Note:
Ketentuan sekolah dan agensi idol diatur menyesuailan alur cerita. Terima kasih.Sorry for typo(s)
Kediaman keluarga Jung pagi-pagi sekali sudah ribut oleh dua anak yang sedang mencari sepasang kaos kaki sekolah, belum lagi menjadwal buku-buku pelajaran. Pasalnya tadi malam, dua bungsu itu sibuk dengan game mereka sampai larut malam.
"Besok-besok jangan begadang makanya, Jeno dan Jaemin!" suara sang Ibu turut memarahi mereka.
Salah satu tangannya membawa sepasang kaos kaki baru untuk diberikan pada Jeno lalu beralih pada Jaemin yang sibuk memasukkan buku-buku ke dalam tas. Jemari wanita itu merapikan kerah almamater berwarna kuning di sana.
Tubuh si bungsu berbalik, memamerkan senyumannya, "Ibu yang terbaik! Malaikat kami, terima kasih!" kedua anak itu mendekat untuk memberikan ciuman pada masing-masing pipi wanita tersebut.
"Kami berangkat!" pamit mereka.
Sejak memasuki sekolah menengah atas, dua bungsu Jung tadi memilih untuk berangkat ke sekolah bersama naik bus. Jarak rumah untuk ke halte tidak terlalu jauh, walaupun sudah diberikan fasilitas mobil beserta sopir, mereka menolaknya dengan halus.
Berbekal earphone yang tersambung oleh ponsel, mereka menikmati perjalanan menuju ke sekolah seperti anak yang lainnya.
Sekitar melewati tiga halte, akhirnya duo bungsu itu telah sampai.

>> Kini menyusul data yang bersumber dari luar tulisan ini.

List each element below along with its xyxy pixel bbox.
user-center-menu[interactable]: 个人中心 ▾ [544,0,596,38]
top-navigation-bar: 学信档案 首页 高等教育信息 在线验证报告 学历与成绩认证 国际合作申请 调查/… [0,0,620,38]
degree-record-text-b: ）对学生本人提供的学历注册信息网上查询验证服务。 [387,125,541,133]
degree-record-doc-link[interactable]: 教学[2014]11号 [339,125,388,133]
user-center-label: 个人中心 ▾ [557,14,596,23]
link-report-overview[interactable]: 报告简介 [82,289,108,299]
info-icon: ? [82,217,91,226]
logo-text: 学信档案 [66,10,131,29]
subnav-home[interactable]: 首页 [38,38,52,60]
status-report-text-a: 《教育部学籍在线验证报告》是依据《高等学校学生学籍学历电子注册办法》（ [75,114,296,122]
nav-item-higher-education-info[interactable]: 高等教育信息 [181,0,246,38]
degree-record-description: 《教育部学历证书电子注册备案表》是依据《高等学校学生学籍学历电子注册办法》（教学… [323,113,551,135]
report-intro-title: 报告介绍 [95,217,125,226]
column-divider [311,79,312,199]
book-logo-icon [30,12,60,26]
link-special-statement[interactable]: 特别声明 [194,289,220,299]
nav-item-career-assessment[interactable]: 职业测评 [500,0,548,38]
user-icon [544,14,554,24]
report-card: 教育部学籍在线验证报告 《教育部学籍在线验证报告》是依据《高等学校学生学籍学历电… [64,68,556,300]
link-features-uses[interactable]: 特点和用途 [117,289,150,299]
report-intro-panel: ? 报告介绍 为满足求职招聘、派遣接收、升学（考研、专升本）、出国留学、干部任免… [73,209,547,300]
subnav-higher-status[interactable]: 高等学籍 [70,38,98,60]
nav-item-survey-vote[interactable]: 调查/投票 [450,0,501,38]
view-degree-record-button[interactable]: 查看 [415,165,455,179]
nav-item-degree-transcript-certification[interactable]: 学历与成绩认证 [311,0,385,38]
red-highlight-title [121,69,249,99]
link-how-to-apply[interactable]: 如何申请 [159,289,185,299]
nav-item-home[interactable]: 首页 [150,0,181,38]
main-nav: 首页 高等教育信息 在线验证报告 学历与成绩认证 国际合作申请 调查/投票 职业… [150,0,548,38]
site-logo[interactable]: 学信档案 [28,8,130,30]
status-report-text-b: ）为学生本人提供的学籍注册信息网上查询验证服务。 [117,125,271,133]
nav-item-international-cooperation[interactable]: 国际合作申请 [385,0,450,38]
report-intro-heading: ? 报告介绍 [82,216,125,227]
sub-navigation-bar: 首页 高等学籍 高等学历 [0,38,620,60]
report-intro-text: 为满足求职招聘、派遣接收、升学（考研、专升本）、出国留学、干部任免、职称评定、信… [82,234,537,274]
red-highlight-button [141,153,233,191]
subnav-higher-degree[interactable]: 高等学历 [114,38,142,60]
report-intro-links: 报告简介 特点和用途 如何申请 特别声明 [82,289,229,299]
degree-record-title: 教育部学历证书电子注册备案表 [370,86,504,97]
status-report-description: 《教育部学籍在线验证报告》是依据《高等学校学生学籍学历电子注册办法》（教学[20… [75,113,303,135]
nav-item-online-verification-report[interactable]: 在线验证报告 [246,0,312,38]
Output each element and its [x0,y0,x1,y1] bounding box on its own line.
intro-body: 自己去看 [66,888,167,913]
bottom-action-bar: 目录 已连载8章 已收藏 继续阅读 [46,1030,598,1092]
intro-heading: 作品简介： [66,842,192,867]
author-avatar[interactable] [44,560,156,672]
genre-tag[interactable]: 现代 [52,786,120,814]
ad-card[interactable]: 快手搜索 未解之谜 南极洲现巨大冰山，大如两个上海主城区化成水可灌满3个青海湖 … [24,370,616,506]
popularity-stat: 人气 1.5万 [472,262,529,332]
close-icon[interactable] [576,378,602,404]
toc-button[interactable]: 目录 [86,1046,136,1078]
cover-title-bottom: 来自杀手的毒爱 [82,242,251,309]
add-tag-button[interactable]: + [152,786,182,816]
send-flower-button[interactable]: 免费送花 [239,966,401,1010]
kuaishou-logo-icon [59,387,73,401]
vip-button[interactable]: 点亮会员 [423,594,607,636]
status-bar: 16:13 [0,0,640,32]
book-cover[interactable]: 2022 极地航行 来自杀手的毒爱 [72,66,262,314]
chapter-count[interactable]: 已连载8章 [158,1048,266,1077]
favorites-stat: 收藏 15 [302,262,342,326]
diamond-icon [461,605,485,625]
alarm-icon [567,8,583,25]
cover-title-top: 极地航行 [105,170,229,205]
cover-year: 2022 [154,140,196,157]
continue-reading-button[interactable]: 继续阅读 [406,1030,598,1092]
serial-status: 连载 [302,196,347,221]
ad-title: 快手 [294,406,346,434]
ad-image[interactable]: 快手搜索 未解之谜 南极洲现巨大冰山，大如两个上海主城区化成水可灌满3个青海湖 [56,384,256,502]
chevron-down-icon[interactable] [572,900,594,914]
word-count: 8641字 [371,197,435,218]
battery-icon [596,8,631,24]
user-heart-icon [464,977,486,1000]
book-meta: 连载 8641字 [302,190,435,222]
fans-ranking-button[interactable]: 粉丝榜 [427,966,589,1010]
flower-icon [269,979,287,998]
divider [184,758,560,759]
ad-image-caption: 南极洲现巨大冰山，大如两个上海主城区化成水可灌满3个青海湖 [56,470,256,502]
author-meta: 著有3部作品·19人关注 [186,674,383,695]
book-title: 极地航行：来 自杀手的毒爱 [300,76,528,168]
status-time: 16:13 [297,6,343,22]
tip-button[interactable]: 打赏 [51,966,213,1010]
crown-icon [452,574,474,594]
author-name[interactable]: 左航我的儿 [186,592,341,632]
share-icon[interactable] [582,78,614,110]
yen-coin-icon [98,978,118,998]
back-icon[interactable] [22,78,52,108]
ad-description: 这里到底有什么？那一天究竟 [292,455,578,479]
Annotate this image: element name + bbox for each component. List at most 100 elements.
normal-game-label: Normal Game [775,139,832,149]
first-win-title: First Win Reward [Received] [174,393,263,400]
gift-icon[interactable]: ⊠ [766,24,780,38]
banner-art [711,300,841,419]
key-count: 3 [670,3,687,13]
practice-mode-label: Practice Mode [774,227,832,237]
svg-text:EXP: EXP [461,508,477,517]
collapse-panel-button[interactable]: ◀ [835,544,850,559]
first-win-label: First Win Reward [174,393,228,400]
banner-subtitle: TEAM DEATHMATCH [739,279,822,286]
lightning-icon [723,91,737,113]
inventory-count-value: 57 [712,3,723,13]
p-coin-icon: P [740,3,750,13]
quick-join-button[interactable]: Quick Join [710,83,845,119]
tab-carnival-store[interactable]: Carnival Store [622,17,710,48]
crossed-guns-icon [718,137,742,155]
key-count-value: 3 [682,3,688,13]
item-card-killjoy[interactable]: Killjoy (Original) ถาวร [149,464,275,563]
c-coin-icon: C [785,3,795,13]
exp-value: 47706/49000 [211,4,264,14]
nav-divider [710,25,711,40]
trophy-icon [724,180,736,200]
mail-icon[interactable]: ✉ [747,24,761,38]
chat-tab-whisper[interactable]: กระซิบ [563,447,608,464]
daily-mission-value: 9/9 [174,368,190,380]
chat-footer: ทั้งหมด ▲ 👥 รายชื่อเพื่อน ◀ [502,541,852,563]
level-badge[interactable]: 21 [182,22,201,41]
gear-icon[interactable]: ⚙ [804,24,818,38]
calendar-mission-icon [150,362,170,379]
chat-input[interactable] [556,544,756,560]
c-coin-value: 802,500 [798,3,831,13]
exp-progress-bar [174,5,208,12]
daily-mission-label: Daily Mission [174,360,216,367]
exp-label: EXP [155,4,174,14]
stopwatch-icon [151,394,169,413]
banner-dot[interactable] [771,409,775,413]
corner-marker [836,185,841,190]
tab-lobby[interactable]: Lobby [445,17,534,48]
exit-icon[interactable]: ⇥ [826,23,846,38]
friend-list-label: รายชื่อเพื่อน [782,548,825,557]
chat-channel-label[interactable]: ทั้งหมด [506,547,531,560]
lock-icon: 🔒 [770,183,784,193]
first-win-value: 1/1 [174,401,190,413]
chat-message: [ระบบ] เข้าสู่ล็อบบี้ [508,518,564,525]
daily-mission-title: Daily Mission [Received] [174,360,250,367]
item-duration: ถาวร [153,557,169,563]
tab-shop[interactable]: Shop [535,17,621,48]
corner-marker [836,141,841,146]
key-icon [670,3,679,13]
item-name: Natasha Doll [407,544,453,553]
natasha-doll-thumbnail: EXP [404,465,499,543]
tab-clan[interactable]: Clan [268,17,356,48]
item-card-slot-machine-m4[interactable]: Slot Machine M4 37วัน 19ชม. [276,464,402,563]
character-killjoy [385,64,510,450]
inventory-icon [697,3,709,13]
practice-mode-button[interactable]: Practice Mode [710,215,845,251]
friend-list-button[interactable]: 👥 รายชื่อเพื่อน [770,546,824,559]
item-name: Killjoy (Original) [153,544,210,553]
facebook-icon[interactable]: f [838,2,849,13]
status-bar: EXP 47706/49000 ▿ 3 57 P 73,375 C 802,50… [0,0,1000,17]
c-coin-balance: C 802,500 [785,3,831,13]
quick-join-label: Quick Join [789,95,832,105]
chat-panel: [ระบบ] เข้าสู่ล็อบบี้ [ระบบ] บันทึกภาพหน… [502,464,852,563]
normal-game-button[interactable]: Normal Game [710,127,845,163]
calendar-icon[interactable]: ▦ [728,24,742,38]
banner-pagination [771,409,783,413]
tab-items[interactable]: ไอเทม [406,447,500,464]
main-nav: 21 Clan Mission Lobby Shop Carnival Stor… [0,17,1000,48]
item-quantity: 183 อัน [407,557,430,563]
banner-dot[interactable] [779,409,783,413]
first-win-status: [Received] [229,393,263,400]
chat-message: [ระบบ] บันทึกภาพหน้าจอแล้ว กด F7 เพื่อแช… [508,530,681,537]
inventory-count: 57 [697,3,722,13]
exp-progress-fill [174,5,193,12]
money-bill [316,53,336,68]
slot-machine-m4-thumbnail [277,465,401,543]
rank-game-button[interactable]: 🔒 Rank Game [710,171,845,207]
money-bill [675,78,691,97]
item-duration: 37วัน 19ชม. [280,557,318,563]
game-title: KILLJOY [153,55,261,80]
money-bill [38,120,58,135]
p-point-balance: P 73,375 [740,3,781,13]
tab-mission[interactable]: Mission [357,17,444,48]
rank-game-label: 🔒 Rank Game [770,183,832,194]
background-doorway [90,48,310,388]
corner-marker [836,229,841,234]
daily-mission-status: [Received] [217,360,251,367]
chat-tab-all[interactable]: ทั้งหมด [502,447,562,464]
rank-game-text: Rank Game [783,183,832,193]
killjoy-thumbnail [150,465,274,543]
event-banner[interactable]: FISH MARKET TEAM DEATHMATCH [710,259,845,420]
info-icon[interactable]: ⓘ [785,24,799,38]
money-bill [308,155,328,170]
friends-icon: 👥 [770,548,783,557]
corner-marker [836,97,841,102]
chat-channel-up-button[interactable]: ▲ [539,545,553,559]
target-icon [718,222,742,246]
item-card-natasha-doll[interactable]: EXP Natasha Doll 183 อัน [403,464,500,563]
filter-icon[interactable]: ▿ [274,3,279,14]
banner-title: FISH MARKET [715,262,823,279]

School of Perfoming Arts Seoul atau lebih dikenal dengan SOPA menjadi tempat menimba ilmu mereka. Bukan hanya dari kalangan keluarga biasa, beberapa idol juga menjadi siswa di sana.
Masuk ke sekolah ini telah menjadi impian Jaemin, dari sana ia bisa belajar sedikit demi sedikit untuk mengejar impiannya. Berbeda dari Jeno, dia hanya mengikuti ke mana adiknya. Sesederhana itu untuk menjalani hidup.
Sepuluh menit sebelum bel masuk, para siswa dan siswi sudah bergegas memenuhi ruang kelas. Ruangan duo bungsu Jung berada di lantai dua, tetapi sebelum menaiki tangga, Jaemin memekik tiba-tiba membuat saudaranya terlonjak kaget, dilihatnya Jaemin yang sibuk membuka tasnya.
"Jenooo! Bukuku ketinggalan, hari ini kan dikumpulkan!"
"Kenapa bisa?!"
Tatapan mendelik dari Jaemin seakan menghakimi pertanyaan tak masuk akal tersebut, "Tadi kan buru-buru!" gerutunya kesal, "Aku tidak mau masuk kelas, bilang saja aku sakit. Oke?"
Tangan Jeno terulur menahan ransel adiknya yang akan berlari menjauh, "Aku ikut."
Manik Jaemin membulat, ia memutar dengan mulut menganga, "Kau gila!"
Reaksi tersebut membuat Jeno mengerutkan kening, tidak memahami kata yang terlontar oleh adiknya. Bukannya senang jika Jaemin ditemaninya nanti?
"Kan aku melindungimu."
Bola mata Jaemin berotasi ketika mendengar alasan tersebut, situasi yang seperti ini saja Jeno dengan santai mengatakan seperti itu. Padahal sudah jelas ini bukan kesalahan yang dilakukannya.
"Kau tetap masuk kelas, aku ke ruang kesehatan. Oke? Tolong, turuti perkataanku!" pinta Jaemin dengan tegas.
Mata bulan sabit itu menyipit, seakan menggali kebenaran dalam perkataan Jaemin di sana. Namun, tatapan memohon itu tidak bisa diabaikan oleh Jeno begitu saja. Anak itu menghela napas panjang.